I opted to contain the pasting of bulk ISRC codes in a modal. Users could write or paste to their heart's content. All they had to do was separate by comma or one per line. All spreadsheet tools can do this.

Longer queries would inherently take longer to run, but users expected this. We did limit it to 50,000 codes only so the browser wouldn’t crash the tab.

Given the nature of ISRCs, the results were very high quality since the user was getting direct hits on each unique code.

Adding filters

I played around with many different iterations when showing the status of a filter and what had previously been selected.

Where I landed was on a model that gives clear signal as to what’s been applied, while also allowing users to type into the input field and add new filters. There’s no clunky clicking, opening modals or dropdowns. Just enter the input field and start typing away.

Removing filters

Just as important as adding is taking away. I wanted to keep this pattern lean and tight. Being able to remove filters in line felt pretty familiar and passed the internal Slack / hallway test.
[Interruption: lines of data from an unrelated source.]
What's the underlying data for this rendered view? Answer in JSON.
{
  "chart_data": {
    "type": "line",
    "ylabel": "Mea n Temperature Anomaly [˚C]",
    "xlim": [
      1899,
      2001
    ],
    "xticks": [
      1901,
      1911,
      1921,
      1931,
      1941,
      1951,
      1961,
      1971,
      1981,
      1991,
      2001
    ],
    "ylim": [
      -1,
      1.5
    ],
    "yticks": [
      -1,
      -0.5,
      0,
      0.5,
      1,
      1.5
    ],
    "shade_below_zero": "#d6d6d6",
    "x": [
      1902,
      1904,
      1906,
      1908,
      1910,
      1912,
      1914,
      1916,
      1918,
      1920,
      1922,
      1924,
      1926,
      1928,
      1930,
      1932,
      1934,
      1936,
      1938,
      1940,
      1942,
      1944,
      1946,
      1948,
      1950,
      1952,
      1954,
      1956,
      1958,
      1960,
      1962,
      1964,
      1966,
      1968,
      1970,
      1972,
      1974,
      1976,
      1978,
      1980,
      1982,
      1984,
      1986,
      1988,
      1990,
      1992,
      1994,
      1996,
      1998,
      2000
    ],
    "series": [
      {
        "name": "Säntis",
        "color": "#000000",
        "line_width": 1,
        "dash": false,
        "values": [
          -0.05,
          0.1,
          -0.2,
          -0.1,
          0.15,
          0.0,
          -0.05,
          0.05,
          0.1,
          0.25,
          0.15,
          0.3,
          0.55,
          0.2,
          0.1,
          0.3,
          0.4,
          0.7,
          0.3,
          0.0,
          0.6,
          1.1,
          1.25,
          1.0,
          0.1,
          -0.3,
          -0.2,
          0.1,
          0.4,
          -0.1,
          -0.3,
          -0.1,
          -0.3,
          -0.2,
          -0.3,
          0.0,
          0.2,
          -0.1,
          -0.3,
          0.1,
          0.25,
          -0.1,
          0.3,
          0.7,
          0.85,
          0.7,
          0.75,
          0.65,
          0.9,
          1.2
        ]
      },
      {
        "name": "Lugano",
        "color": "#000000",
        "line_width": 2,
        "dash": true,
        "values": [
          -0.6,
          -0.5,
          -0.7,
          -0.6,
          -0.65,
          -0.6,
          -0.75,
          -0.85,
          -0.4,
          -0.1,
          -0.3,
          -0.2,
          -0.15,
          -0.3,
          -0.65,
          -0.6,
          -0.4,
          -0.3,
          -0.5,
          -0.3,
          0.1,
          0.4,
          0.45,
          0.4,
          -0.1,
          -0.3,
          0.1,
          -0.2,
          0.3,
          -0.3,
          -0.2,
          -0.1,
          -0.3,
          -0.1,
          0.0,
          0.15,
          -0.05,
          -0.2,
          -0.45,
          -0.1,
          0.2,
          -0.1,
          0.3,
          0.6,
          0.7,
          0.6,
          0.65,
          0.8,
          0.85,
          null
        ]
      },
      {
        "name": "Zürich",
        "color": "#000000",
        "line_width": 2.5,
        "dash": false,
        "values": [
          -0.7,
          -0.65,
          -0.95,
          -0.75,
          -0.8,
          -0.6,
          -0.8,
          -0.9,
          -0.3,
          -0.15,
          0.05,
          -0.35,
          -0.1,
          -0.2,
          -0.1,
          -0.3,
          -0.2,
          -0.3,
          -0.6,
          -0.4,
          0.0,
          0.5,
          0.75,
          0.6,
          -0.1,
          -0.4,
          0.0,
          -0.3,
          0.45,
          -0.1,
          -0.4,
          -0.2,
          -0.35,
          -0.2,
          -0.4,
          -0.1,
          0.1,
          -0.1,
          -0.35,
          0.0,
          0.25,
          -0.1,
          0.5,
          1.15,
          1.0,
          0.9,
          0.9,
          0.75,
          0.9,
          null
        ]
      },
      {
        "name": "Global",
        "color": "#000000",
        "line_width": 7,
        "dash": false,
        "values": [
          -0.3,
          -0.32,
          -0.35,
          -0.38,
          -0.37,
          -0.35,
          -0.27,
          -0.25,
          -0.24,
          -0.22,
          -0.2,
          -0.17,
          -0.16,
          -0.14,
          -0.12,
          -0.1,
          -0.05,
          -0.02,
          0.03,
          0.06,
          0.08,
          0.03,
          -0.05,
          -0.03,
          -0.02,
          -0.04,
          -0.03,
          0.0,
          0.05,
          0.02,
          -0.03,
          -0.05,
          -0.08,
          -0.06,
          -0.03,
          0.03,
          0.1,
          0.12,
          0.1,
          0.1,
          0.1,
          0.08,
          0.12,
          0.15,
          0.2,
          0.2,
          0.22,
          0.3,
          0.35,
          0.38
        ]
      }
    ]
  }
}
In addition, I also added a hard reset at the top. Always good to have an eject button when you get too in the weeds.

What's next?

The next thing on the roadmap is bulk select and bulk actions. Some light exploratory work has already taken place, but working out the kinks on this across millions of database rows is no easy feat.

Lots of deep thinking will go into determining what can be done in combination and what is too destructive and needs a proper safeguard.

Closing thoughts

Searching and filtering is often deemed as table stakes work. Often overlooked and half baked into products.

By setting the stage early and really building empathy internally, we were able to craft lightweight solutions that not only aided in their current daily work, but also brought new discoveries.

Labels were able to identify new high value songs they were previously unaware of. This could lead to more revenue within our platform, but also on other lucrative platforms.

The details matter. Understanding the end user deeply matters.